The devices allow for more precise blood sugar control and reduce dangerous low-blood-sugar episodes, but the indication must always be individualized, considering the child's age, clinical profile, access to technology, and family support.
— Mariana Zorron, pediatric endocrinologist at Hospital de Clínicas da Unicamp
Skin lesions can compromise how well the device adheres to the body and may interfere with both insulin delivery and glucose readings, which could be inaccurate.
— Mariana Zorron, pediatric endocrinologist
A Conversa do Hearth Outra perspectiva sobre a história
Inventor

Why does insulin itself cause skin problems if it's meant to be injected into the body?

Model

The issue isn't the insulin as a medicine—it's the context. When you inject it through the skin repeatedly in the same spot, the medication's chemical properties irritate the tissue.
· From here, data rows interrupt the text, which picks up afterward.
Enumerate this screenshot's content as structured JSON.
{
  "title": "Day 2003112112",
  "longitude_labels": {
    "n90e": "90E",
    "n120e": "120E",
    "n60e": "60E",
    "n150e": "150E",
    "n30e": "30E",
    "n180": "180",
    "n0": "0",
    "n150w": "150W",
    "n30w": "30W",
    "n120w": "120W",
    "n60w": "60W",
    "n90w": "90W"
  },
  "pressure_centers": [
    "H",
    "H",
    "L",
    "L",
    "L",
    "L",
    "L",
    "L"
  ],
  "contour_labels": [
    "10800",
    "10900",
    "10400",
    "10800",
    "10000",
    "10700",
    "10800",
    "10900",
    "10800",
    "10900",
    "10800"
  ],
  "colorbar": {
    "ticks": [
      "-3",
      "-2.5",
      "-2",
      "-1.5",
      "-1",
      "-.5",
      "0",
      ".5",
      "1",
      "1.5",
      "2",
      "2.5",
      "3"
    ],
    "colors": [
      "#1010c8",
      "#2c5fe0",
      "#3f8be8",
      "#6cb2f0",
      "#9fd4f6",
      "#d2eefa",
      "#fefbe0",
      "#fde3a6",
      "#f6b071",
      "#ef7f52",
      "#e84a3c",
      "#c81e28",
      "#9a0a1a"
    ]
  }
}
Add an adhesive patch sitting on top for days at a time, and you're creating inflammation in an area that's already under stress.

Inventor

So a child could develop a sore and then what—they just move the pump to another part of their body?

Model

In theory, yes. But if the sore is painful or the skin is damaged, the child might resist wearing the device at all, or delay putting it back on. That's when the real danger emerges: missing doses of insulin or gaps in glucose monitoring.

Inventor

The study mentions that children with dry skin are at much higher risk. Can that be treated?

Model

It can be managed—hydration, protective creams, rotating sites carefully. But it requires active attention from parents and the child. It's not something that happens automatically just because you have the device.

Inventor

In Brazil, these pumps aren't covered by public insurance. Does that mean poor families can't access them at all?

Model

Mostly, yes. Some families pursue legal action to force the government to cover the cost, but that's expensive and time-consuming. So the children who need these devices most—those with the hardest-to-control diabetes—are often the ones least likely to have access to them.

Inventor

If skin problems are this common, why aren't doctors warning families about them upfront?

Model

They should be, and increasingly they are. But for a long time, the focus was on the benefits—and they are real and significant. The skin complications were treated as minor side effects. This study is pushing the conversation toward a more complete picture.

Inventor

What happens if a child develops an infection at one of these sites?

Model

Infections are rare, but they can happen. That's when you're looking at antibiotics, possible hospitalization, and a real disruption to diabetes management. It's the worst-case scenario, but it's why monitoring the skin matters.